I don't like books being smaller than usual, unless they are part of a series or a particular publisher's unique selling point, in which case I quite like them and often end up with collections, e.g. I seem somehow to have acquired quite a few of the Pushkin Press editions of novels in translation, which are small but perfectly formed and printed on very good quality paper.

SatsukiKusakabe · 05/04/2019 18:06

sadik I have the Oxford edition with the black cover and that is fully illustrated and a normal size.

MegBusset · 05/04/2019 18:36

Quick break from the rereads to squeeze in a small but goodie:

  1. The Manual: How To Have A Number One The Easy Way - The KLF

More of a pamphlet than a book, I suppose, but definitely worth including as one of the best books about the music business I've ever read (I'm saying that as someone who spent years working in the biz).
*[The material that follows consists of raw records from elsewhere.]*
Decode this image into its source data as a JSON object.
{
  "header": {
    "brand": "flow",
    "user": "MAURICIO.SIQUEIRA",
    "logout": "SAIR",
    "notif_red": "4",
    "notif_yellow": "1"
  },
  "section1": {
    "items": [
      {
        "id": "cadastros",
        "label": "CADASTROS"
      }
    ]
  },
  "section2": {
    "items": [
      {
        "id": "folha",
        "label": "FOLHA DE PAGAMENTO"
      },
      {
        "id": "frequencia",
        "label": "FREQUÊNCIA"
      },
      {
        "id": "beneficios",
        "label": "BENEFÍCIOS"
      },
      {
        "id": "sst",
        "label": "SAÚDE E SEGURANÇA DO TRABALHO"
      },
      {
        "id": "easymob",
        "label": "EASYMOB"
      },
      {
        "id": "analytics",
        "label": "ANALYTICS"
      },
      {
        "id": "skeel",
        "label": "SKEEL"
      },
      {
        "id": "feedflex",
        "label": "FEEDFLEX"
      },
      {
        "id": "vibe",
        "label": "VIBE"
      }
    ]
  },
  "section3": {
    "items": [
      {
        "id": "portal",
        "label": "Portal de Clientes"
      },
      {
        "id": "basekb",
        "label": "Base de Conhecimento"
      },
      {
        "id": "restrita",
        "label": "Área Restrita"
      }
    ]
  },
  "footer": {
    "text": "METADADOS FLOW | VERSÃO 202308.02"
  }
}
Using the Timelords' Doctorin The Tardis as a template, Bill Drummond and Jimmy Cauty explain how anyone can use the Golden Rules to have a Number One chart record. This is a fascinating insight into the industry in its pre-internet age, when getting on Top Of The Pops was the be all and end all of chart success - and indeed where being Number One was a key to at least temporary fame, if not fortune.

ScribblyGum · 05/04/2019 18:42

My Robin Hobb collection gives me the daily mild heebyjeeby. BIL gave dh the first trilogy as a loving present so obviously we have to keep those [eye roll] then follows the next two trilogies which match each other but not the loving trilogy and then there is the final trilogy which is semi- matches trilogies 2&3 but the books are bigger, and are only two because dh couldn’t wait and bought the last one on kindle.
The whole shelf is an absolute dog's dinner. I sometimes dream of binning the whole lot and starting over.